加藤和彦と彼を初めてナマで観たのは天王寺の野外音楽堂だったから学生の頃で、次いで接したのは神戸三ノ宮でのコンサートで、そのおりは、前座に当時まだ無名だったキャロルが登壇し、どえらい勢いで場をさらい、アンコールの拍手と嬌声&歓声が鳴り止まず、やがて、アンコールに応じないことへの怒りめいたエネルギーにそれが変じ、不穏の空気が充満したその場がどう収束するのかとドキドキしてたら、しばしたってアナウンスもなにもないまま段幕があがり、同時に高橋の、
ダダッダダ、ダダァ!
強靱なドラムでいきおい「黒船」の巻頭部が奏でられ、高中正義の、
タッ タッタ~! タラタッタッタァ~!
とギター・ソロが追従して、矢沢永吉達キャロルのロックンロール熱狂を違うベクトルに向けることに成功させて……、以後、Sadistic Mika Bandは我が輩の中では大きな大きなバンドとして育っていって今に至るけど、その高橋幸宏がいなくなったワケだ。
『マッドメン』は現状で幾つかのバージョンが市販され、かたや2冊、かたや1冊という製本だったりで、どれがヨロシイかといえば、たぶん秋田書店の1冊で完結のものだろう。ちくま文庫からも同じのが出てるけどサイズがダメ。
(漫画は文庫版じゃ~イケナイ)
2冊に分けた版(これも秋田書店)はエピソードの羅列がヘンテコで、そうでなくともややこしい物語展開をいっそうややこしくしているような気がしないではないが、ともあれ諸星大二郎作品の死生観を味わった翌日での訃報……。
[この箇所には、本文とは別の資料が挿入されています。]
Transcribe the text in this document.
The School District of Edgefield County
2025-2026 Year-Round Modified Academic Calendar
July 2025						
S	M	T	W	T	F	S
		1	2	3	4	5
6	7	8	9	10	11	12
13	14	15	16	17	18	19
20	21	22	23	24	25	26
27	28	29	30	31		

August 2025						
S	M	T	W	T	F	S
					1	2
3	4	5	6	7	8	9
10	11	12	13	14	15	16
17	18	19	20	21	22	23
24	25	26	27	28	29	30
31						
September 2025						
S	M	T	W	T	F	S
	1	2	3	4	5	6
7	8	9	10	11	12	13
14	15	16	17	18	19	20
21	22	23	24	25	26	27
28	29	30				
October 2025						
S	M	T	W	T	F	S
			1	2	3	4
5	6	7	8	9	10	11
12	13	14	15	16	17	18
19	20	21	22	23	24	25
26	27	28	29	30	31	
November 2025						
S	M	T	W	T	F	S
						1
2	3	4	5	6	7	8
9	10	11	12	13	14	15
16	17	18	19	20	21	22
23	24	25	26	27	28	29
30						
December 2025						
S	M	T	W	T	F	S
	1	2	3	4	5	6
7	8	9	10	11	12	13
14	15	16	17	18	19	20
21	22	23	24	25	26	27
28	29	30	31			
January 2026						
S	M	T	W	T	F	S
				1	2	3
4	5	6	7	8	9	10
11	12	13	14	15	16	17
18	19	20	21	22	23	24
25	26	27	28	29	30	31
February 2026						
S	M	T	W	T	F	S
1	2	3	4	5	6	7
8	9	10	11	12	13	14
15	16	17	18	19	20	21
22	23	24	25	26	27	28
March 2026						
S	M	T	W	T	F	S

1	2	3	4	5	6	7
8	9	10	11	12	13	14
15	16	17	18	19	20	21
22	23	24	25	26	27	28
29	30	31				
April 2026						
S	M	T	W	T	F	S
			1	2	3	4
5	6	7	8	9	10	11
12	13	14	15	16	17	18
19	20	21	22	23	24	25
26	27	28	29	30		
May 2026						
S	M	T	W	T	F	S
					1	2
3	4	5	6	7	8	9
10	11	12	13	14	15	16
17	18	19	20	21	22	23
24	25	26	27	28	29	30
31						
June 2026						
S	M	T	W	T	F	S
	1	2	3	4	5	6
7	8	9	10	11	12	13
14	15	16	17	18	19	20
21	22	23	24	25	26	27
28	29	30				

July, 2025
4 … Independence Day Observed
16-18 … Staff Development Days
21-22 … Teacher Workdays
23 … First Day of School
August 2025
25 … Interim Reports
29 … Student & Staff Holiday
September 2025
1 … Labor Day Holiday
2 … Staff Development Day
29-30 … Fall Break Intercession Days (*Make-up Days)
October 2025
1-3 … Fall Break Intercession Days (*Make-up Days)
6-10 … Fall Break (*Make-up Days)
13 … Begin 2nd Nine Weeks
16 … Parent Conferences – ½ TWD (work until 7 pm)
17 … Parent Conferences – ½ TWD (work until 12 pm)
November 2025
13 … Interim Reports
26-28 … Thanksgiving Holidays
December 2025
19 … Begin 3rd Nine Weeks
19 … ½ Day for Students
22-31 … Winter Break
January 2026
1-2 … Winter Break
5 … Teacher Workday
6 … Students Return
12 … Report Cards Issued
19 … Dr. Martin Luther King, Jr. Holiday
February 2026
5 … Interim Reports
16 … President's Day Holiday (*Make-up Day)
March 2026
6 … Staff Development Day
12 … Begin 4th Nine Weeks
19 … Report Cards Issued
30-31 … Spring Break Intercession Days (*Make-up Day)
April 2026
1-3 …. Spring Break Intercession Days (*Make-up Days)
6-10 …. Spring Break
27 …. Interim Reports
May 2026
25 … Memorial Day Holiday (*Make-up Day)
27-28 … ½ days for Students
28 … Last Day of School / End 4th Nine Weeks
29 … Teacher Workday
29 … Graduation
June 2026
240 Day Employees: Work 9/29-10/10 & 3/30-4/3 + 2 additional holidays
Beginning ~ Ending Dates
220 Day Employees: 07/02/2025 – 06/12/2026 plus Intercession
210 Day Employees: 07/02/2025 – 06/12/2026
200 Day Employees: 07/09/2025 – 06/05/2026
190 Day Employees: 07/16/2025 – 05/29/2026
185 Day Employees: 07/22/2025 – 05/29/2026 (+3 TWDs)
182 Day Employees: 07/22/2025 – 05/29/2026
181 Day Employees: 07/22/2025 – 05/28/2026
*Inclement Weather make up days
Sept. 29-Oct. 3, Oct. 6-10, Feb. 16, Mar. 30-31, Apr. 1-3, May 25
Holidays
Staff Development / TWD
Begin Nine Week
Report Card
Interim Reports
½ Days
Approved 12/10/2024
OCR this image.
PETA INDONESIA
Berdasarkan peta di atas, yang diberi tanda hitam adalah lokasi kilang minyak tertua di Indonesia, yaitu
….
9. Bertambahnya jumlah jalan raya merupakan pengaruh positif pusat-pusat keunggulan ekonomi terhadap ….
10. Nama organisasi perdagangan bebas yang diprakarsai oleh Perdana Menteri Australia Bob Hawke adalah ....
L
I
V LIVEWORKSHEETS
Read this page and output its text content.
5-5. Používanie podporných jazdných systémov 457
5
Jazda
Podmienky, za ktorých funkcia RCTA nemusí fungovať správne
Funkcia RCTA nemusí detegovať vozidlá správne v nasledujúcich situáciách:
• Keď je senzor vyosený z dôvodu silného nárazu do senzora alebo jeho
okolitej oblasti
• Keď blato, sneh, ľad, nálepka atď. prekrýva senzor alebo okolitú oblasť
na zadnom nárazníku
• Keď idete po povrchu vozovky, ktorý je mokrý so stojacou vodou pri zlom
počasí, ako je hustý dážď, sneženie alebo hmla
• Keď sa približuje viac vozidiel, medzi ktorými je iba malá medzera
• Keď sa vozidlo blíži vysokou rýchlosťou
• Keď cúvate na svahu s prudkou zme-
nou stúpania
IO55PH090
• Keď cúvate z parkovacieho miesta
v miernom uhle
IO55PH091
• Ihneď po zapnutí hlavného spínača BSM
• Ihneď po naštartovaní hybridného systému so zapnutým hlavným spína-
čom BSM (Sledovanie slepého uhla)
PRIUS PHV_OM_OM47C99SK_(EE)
得体知れない感情がフイに鎌首もたげて我が方を直撃しもして、ただただ、高橋幸宏の逝去を悼むんだった。
ちなみに、ムッシュかまやつのアルバム『The Spiders Cover’s』5曲めの「ノー・ノー・ボーイ」での高橋幸宏の声を、ボクはとても愛おしく思う。
不思議な声だ。
その不思議は、Sadistic Mika Bandの最初のアルバムの巻頭、「墨絵の国へ」の彼の語りの部分で既に萌芽しているんだけど、慄えるような声音とそうでない普通の声音とが一声の中に同列同時にあって、いわば1人で2つの声を出しているようなアンバイが何ともいえず快感で……、好きなのだ。
彼のアルバム『A Day In The Next Life』の2曲め「震える惑星(わくせい)」は時に繰り返し聴いてたりもしたけど、その声の特性は不偏。
没しはしたが……、我が幸宏のドラムと声は我が耳の中にこだまし、我が方の、乾燥ぎみな身や心にこの先も、潤いをあたえ続けてくれるだろう。名の通りに、幸大いなる宏ろがりだ。
感謝の念をわかせつつも、あえてまだ手はあわすまいか。
無量大数の思い出がまだいっぱい活きている。